Nonlinear Landau levels in the almost-bosonic anyon gas

We consider the quantitative description of a many-particle gas of interacting abelian anyons in the plane, confined in a trapping potential. If the anyons are modeled as bosons with a magnetic flux attachment, and if the total magnetic flux is small compared to the number of particles, then an average-field description becomes appropriate for the low-energy collective state of the gas. Namely, by means of a Hartree-Jastrow ansatz, we derive a two-parameter Chern-Simons-Schrödinger energy functional which extends the well-known Gross-Pitaevskii / nonlinear Schrödinger density functional theory to the magnetic (anyonic) self-interaction.
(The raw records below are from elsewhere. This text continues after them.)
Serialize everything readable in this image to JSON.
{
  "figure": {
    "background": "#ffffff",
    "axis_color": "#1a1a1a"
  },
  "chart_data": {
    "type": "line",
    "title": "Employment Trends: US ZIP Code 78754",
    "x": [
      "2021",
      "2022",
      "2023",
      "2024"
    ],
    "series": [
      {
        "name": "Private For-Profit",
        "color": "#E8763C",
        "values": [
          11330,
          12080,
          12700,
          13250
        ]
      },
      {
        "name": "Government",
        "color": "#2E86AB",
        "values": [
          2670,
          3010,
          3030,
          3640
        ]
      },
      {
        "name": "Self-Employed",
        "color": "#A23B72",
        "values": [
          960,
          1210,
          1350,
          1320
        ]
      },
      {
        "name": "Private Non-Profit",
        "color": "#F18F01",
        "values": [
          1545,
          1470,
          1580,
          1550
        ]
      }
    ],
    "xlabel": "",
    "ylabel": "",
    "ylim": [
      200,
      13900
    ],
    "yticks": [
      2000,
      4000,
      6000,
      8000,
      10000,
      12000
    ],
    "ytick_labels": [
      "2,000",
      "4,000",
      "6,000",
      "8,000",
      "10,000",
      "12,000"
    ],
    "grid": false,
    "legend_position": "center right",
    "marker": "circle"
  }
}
One parameter determines the total number of self-generated magnetic flux units in the system, and the other the effective strength of spin-orbit self-interaction. This latter interaction can be either attractive/focusing or repulsive/defocusing, and depends both on the intrinsic spin-orbit interaction and the relative length scale of the flux profile of the anyons. Densities and energies of ground and excited states are studied analytically and numerically for a wide range of the parameters and align well with a sequence of exact nonlinear Landau levels describing Jackiw-Pi self-dual solitons. With increasing flux, counter-rotating vortices are formed, enhancing the stability of the gas against collapse. Apart from clarifying the relations between various different anyon models that have appeared in the literature, our analysis sheds new light on the many-anyon spectral problem, and also exemplifies a novel supersymmetry-breaking phenomenon.